Ils sont vent debout contre ce fichage qu'ils jugent illégal. Après le refus de délivrance de leur passeport, cinq personnes, quatre Toulousains et un Varois, ont décidé d'assigner en justice le ministre de l'Intérieur sortant Claude Guéant. La raison ? Ces personnes n'ont pas accepté de livrer plus de deux empreintes digitales, nécessaires à la confection de leur passeport biométrique.
Et pourtant une décision du Conseil d'Etat impose au ministère de l'Intérieur de ne prélever que les deux empreintes obligatoires (les deux index) et non pas huit (tous les doigts sauf le pouce) comme cela était réclamé. La justice se prononcera le 5 juin prochain. Mais avant même de se prononcer sur le fond de la demande, le juge des référés du tribunal de grande instance de Paris, Jacques Gondran de Robert, devra déterminer s'il est compétent pour trancher ce litige.
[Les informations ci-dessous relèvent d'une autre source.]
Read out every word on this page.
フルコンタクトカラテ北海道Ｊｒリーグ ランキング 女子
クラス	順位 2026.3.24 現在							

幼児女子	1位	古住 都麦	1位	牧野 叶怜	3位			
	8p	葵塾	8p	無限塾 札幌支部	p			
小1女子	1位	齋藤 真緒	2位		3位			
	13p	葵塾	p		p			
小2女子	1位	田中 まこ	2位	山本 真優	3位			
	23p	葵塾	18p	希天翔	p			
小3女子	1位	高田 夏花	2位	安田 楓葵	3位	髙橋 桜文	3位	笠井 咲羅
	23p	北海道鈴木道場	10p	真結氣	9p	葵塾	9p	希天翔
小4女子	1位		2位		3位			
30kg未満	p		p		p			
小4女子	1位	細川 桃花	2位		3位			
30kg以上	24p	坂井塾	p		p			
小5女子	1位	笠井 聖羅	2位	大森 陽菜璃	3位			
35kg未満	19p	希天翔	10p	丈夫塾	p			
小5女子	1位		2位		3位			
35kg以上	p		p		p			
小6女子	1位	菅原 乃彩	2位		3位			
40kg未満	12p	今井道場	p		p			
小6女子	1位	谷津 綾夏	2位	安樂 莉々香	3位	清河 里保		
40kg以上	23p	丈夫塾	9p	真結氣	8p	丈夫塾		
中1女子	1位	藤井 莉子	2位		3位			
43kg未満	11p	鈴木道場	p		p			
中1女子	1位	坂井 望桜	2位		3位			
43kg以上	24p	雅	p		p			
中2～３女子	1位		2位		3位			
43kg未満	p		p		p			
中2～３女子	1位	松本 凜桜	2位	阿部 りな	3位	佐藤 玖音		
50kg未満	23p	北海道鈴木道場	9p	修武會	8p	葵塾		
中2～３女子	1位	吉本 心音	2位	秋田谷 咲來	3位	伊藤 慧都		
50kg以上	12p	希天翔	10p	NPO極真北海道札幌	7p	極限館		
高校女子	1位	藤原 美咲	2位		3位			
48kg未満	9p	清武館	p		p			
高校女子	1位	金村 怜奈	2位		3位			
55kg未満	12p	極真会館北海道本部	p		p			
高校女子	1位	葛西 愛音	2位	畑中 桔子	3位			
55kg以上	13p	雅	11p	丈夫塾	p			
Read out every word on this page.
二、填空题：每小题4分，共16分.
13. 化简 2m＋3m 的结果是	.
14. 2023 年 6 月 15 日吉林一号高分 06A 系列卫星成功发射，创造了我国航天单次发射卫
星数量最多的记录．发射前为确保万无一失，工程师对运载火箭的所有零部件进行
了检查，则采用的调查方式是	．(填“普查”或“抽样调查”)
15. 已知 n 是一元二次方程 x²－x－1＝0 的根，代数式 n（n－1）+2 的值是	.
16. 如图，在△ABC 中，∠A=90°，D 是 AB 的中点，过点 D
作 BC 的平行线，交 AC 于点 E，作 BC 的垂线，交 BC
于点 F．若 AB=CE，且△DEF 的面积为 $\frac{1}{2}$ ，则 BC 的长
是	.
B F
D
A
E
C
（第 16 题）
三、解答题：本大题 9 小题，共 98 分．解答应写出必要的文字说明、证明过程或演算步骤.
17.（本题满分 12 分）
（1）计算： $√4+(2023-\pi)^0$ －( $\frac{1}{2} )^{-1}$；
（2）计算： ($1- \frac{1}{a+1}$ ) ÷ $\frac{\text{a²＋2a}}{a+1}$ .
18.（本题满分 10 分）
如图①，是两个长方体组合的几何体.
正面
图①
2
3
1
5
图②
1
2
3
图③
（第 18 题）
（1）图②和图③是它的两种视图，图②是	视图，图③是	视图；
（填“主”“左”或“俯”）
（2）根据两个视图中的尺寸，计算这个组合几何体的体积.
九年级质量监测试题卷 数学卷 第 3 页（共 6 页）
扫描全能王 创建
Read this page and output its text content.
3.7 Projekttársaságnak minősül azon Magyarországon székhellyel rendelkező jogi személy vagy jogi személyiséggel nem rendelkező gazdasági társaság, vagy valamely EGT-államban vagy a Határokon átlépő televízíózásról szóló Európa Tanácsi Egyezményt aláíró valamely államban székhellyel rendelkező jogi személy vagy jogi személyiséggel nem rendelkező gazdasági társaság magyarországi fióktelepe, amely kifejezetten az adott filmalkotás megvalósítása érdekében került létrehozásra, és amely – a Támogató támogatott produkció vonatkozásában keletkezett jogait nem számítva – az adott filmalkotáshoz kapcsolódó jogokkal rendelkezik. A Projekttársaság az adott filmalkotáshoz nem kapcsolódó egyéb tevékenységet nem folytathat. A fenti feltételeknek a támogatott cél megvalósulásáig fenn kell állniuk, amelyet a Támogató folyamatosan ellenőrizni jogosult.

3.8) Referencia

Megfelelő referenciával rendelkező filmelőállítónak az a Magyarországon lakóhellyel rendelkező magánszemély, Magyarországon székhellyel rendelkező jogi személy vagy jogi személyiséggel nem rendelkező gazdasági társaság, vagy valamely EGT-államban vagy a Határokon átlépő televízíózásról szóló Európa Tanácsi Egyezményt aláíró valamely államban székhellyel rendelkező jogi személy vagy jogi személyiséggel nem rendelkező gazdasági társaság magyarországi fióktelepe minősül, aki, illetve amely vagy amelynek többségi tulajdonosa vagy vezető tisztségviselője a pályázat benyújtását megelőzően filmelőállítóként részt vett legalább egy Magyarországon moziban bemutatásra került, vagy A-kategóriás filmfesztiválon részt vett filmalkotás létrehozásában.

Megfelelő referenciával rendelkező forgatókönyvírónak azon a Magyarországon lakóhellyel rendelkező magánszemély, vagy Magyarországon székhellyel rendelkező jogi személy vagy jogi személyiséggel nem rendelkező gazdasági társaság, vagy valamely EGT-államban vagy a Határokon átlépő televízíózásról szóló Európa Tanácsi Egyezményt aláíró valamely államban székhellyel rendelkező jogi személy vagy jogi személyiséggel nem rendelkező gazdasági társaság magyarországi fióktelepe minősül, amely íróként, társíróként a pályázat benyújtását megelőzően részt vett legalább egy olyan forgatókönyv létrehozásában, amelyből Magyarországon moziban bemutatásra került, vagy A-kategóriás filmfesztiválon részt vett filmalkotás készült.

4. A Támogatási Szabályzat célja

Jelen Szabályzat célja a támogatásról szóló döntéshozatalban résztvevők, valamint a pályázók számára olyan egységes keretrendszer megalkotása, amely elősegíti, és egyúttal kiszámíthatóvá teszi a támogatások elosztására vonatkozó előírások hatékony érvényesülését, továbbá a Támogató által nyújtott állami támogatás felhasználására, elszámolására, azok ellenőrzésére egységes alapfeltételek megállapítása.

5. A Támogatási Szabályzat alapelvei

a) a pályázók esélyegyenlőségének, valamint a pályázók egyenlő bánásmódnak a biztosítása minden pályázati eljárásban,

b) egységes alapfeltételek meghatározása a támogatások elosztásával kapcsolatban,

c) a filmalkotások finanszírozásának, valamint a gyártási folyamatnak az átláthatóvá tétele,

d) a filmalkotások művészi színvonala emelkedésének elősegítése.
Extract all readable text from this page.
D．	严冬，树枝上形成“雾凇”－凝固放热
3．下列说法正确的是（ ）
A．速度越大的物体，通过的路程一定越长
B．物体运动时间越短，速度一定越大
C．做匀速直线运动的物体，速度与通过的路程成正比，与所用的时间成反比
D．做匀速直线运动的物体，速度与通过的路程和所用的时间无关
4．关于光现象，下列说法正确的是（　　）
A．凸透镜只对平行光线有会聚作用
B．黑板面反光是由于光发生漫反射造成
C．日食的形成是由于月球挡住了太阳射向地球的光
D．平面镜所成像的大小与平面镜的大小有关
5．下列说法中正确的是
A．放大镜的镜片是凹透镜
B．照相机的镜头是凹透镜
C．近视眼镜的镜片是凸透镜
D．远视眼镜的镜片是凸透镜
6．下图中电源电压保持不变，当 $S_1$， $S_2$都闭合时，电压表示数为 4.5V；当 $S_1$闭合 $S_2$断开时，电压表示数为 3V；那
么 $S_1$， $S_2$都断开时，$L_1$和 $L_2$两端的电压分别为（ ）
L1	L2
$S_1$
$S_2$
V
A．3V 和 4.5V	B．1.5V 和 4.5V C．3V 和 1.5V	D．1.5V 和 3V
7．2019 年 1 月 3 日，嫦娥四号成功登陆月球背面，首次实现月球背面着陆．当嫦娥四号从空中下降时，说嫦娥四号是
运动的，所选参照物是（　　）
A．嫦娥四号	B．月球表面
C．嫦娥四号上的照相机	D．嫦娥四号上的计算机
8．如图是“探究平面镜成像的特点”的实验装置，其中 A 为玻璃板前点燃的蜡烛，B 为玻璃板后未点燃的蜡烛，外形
Et pour cause, mardi, l'avocat représentant le ministre de l'Intérieur a en effet soulevé l'incompétence de la justice judiciaire au profit de la justice administrative.
Un nouveau décret au Journal officiel
Le Conseil d’Etat avait pourtant donné raison aux plaignants le 26 octobre 2011, en annulant l’article 5 du décret du 30 avril 2008, qui "prévoit la collecte de huit empreintes digitales alors que seules deux sont destinées à figurer dans le passeport". L’Etat s’est, par ailleurs, engagé à supprimer les empreintes surnuméraires déjà collectées pour l’établissement de 6,3 millions de passeports.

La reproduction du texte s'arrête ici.